European Central Bank (ECB) officials signaled on Friday that interest rate cuts may soon reach their limit, though uncertainty in the global economic environment could still shift the policy outlook.
Speaking to CNBC, ECB Governing Council member Martins Kazaks said the central bank is nearing the “terminal rate,” suggesting that only a few more rate cuts may be needed—if any. The ECB has been on an aggressive easing cycle over the past year in an effort to bring inflation back in line with its 2% target.
“We are, by and large, within the baseline scenario,” Kazaks said. “And if the baseline scenario holds, then I think we are relatively close to the terminal rate already.”
Kazaks noted that future policy decisions will depend heavily on global developments, particularly in trade. “A couple more cuts may be possible, but the important thing is to see where the trade talk and the trade story take us,” he added.
His remarks come as internal debate within the ECB intensifies over how much further rates should fall. While some, like Executive Board member Isabel Schnabel, have advocated for caution and a pause in rate changes, others such as French central bank chief François Villeroy de Galhau see room for additional easing.
Markets currently anticipate a high likelihood—around 90%—of another ECB rate cut at the next policy meeting on June 5. However, traders are pricing in only one additional cut for the remainder of the year, suggesting the deposit rate could bottom out at 1.75%.
One major risk hanging over the ECB’s outlook is the possibility of escalating trade tensions.

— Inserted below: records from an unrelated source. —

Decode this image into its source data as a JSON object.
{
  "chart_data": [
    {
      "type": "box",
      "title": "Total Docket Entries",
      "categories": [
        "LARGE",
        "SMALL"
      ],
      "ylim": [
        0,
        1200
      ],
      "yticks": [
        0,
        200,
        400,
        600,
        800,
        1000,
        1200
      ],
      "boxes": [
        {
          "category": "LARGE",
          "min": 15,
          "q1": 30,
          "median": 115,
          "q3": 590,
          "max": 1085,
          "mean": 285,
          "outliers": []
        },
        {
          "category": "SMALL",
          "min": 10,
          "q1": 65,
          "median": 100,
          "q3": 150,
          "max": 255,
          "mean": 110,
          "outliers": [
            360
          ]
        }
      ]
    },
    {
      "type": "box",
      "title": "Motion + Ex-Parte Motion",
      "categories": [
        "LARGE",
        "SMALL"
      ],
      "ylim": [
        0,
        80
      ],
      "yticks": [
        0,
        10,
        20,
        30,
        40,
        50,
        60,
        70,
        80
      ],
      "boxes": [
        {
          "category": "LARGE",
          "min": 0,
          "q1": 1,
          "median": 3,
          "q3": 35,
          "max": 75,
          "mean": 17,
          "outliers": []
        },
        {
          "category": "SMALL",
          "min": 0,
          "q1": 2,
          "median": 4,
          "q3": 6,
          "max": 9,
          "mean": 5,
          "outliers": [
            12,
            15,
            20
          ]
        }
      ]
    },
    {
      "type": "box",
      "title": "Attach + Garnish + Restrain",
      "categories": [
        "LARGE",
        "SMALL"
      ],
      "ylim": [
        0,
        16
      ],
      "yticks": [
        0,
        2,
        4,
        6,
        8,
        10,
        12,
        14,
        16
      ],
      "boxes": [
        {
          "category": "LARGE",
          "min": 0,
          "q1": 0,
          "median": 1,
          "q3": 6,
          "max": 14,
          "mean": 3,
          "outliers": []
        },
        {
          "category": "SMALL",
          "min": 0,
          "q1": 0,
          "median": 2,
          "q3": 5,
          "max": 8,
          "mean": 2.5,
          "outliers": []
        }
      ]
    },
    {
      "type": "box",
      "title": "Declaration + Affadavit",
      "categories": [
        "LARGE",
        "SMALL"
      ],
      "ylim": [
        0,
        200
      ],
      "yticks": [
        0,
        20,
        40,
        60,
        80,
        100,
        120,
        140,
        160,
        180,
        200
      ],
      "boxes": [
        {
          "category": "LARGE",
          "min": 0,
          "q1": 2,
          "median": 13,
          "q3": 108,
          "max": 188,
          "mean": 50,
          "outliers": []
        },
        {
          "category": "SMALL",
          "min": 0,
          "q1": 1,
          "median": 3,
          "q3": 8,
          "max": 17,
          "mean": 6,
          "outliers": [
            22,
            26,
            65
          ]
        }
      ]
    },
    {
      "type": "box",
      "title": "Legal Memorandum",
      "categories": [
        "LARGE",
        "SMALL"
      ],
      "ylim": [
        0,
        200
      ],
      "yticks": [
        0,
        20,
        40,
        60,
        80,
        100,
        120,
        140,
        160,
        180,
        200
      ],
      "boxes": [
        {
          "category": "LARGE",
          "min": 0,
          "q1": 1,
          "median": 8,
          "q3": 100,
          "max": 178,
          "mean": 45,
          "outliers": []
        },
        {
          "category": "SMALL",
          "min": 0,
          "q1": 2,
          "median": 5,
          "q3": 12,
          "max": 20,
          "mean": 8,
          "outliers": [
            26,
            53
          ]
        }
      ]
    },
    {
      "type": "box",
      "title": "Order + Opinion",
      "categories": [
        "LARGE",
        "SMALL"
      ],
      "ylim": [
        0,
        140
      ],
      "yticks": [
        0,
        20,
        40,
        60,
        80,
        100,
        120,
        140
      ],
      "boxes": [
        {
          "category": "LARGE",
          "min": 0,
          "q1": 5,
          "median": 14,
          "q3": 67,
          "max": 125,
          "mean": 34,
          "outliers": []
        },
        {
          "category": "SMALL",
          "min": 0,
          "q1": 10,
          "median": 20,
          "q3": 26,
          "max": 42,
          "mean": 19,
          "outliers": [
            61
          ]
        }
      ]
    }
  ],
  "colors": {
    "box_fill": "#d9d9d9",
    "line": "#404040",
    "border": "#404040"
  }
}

However, Villeroy cautioned against using monetary policy to influence currency movements, dismissing the idea that the ECB might enter into a “currency war.”
“Unfortunately, there is a risk of trade war,” he told regional French newspapers in an interview. “But a currency war would be a situation where each country is actively using its interest rates to try and gain an economic advantage. We are not at that point right now.”
Villeroy said recent currency fluctuations were more likely driven by changes in economic forecasts rather than deliberate policy moves to devalue the euro.
The ECB faces a delicate balancing act as it tries to support growth and maintain price stability while avoiding excessive reliance on rate cuts in a volatile global environment.